On key remedies to the challenges, the ED tasked Fund Providers to
do the following amongst others to tackle the challenge:
Provide
business management capacity building support and other accompanying support to
empower SMEs by partnering with a network of pre-qualified SME-focused professional
services firms (Alliance Partners) to provide needed professional services support-
accounting, HR, website building and management, inventory management/ERP
deployment, etc to target MSMEs as well as creation of low-cost shared
services platforms for back and front office support.
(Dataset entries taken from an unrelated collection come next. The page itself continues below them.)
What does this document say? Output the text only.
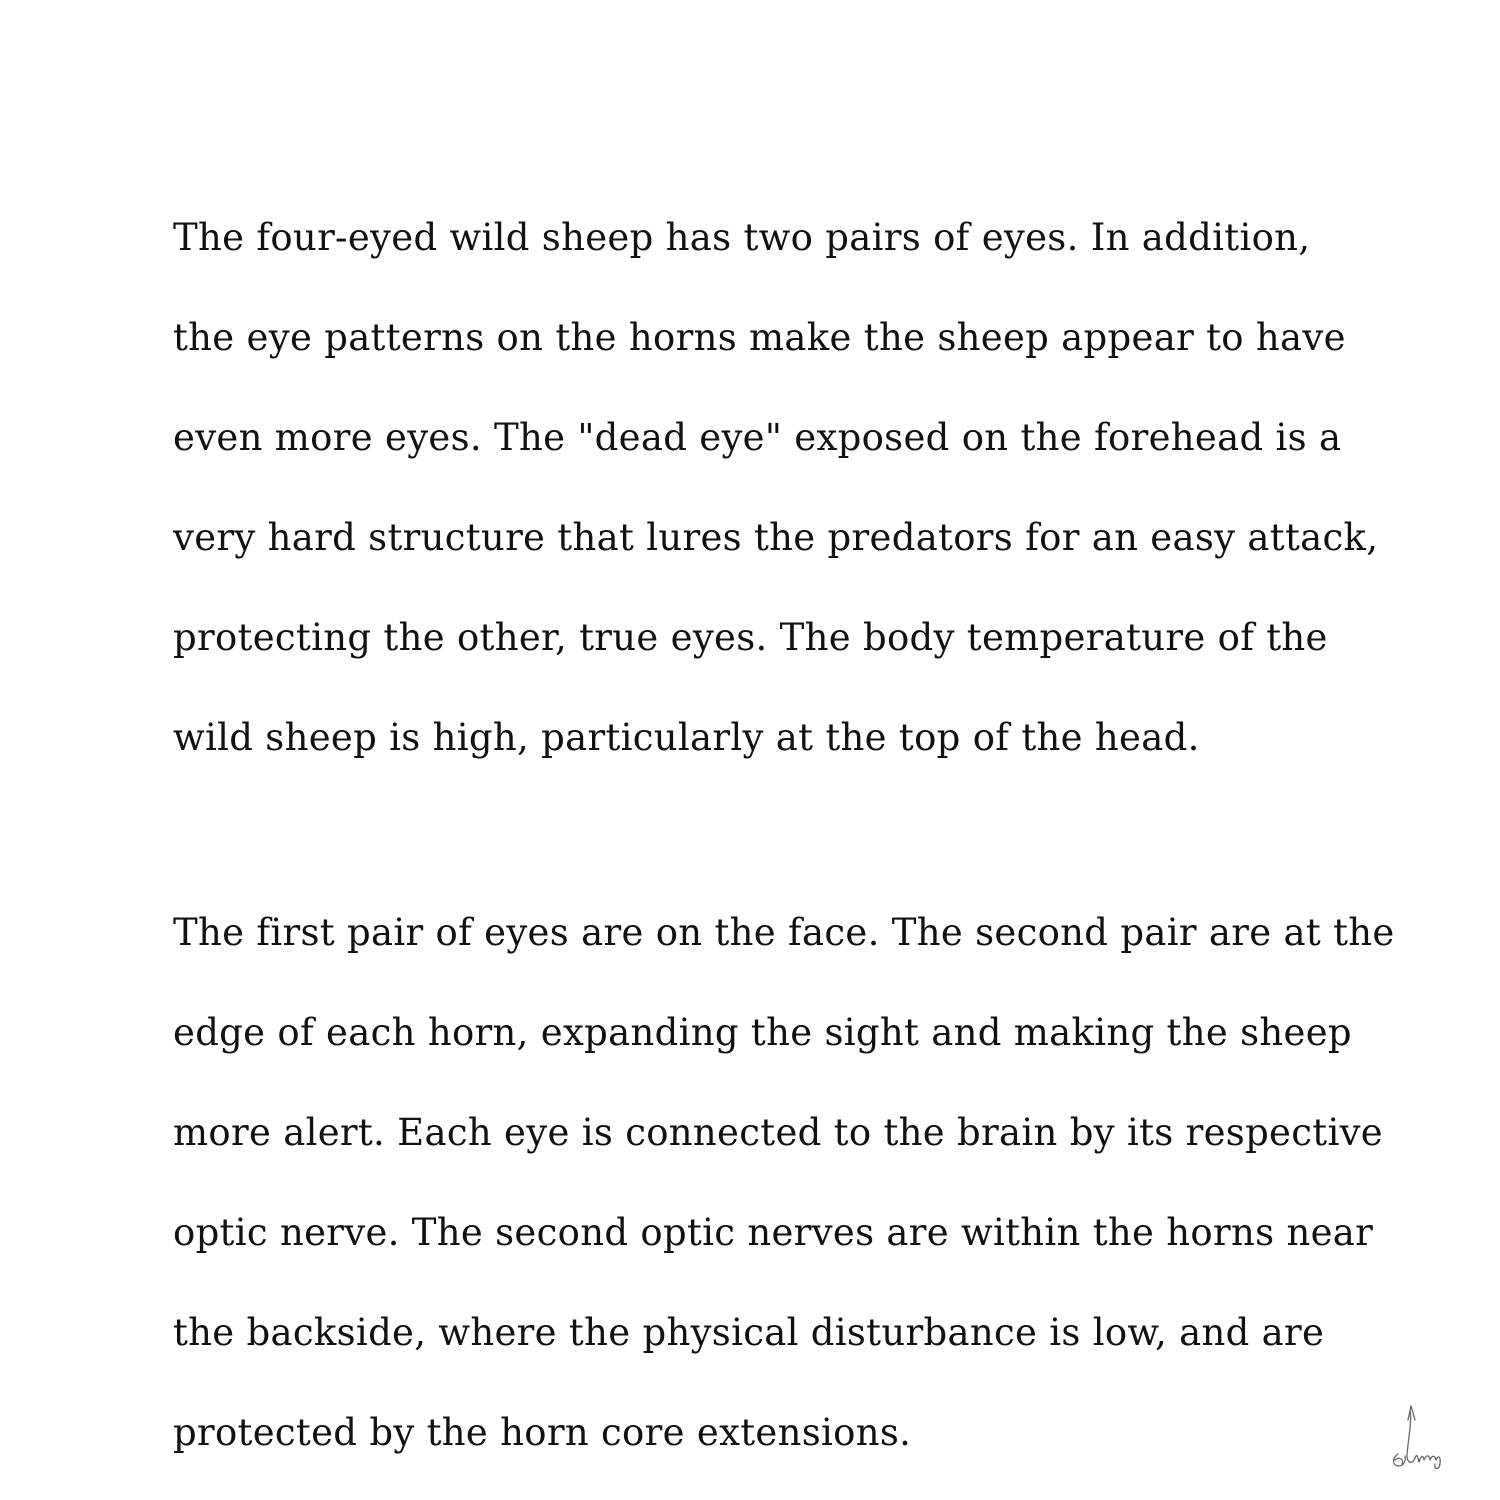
The four-eyed wild sheep has two pairs of eyes. In addition,

the eye patterns on the horns make the sheep appear to have

even more eyes. The "dead eye" exposed on the forehead is a

very hard structure that lures the predators for an easy attack,

protecting the other, true eyes. The body temperature of the

wild sheep is high, particularly at the top of the head.

The first pair of eyes are on the face. The second pair are at the

edge of each horn, expanding the sight and making the sheep

more alert. Each eye is connected to the brain by its respective

optic nerve. The second optic nerves are within the horns near

the backside, where the physical disturbance is low, and are

protected by the horn core extensions.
She stated that the Fidelity
approach comes handy. According to her, the bank work with a network of pre-qualified SME-friendly
professional services firms who provide business
management capacity building support and services to our SMEs at discounted
rates.
“We have developed a
partnership with Sage to develop FSBA+, a product that integrates Sage One
Accounting Software to the FSBA to enhance recording for our SMEs,” she
maintained.
Continuing,
she explained that funders should allow nil/low-cost of banking transactions to enable
MSMEs build up relevant transactions/activity history to position them more
strongly for formal lenders (e.g. Fidelity Small Business Account); de-risk the
sector by developing and offering customized product paper loans that could
take the following forms: Cluster Lending
Programmes that identify industry and
market peculiarities ( Fidelity Aba Leather Cluster Credit Product Paper, Obosi
Industrial Cluster Credit Product, Credit Product for Medical Doctors and
pharmacists, Fidelity Commercial Support Short Term Loans for identified
business cluster, etc); develop cheap/low-cost financing packages; timed (medium/long term) equity investment programmes
by Angel Investors directly, PE firms, Venture Capital firms, etc.
Others include intervention fund programmes particularly by govt.,
local and foreign development finance institutions, etc e.g. the recent CBN
N220bn MSME Development Fund; the BOI Sugar Fund, the BOI Cotton, Textile and
Garment Fund, etc; grants from government
and other multilateral development finance agencies; partial Credit Guarantee schemes by government, the CBN, etc to
encourage formal lenders to lend to the MSME segment. e.g. the SMECGS launched in 2010 by the CBN,
the Agricultural Credit Guarantee Scheme Fund launched in 1977 by govt. and
managed by the CBN., etc; speedily
operationalize the mobile collateral registry (CBN) to quickly address collateral issues facing MSMEs in Nigeria and
boost access to finance as it will enable the use of moveable assets like
vehicles, power generators and other valuable personal belongings, etc to
secure bank loans, as well as strengthen the operations of Credit
Bureaus (CBN) to help better manage
the credit information uncertainty challenge.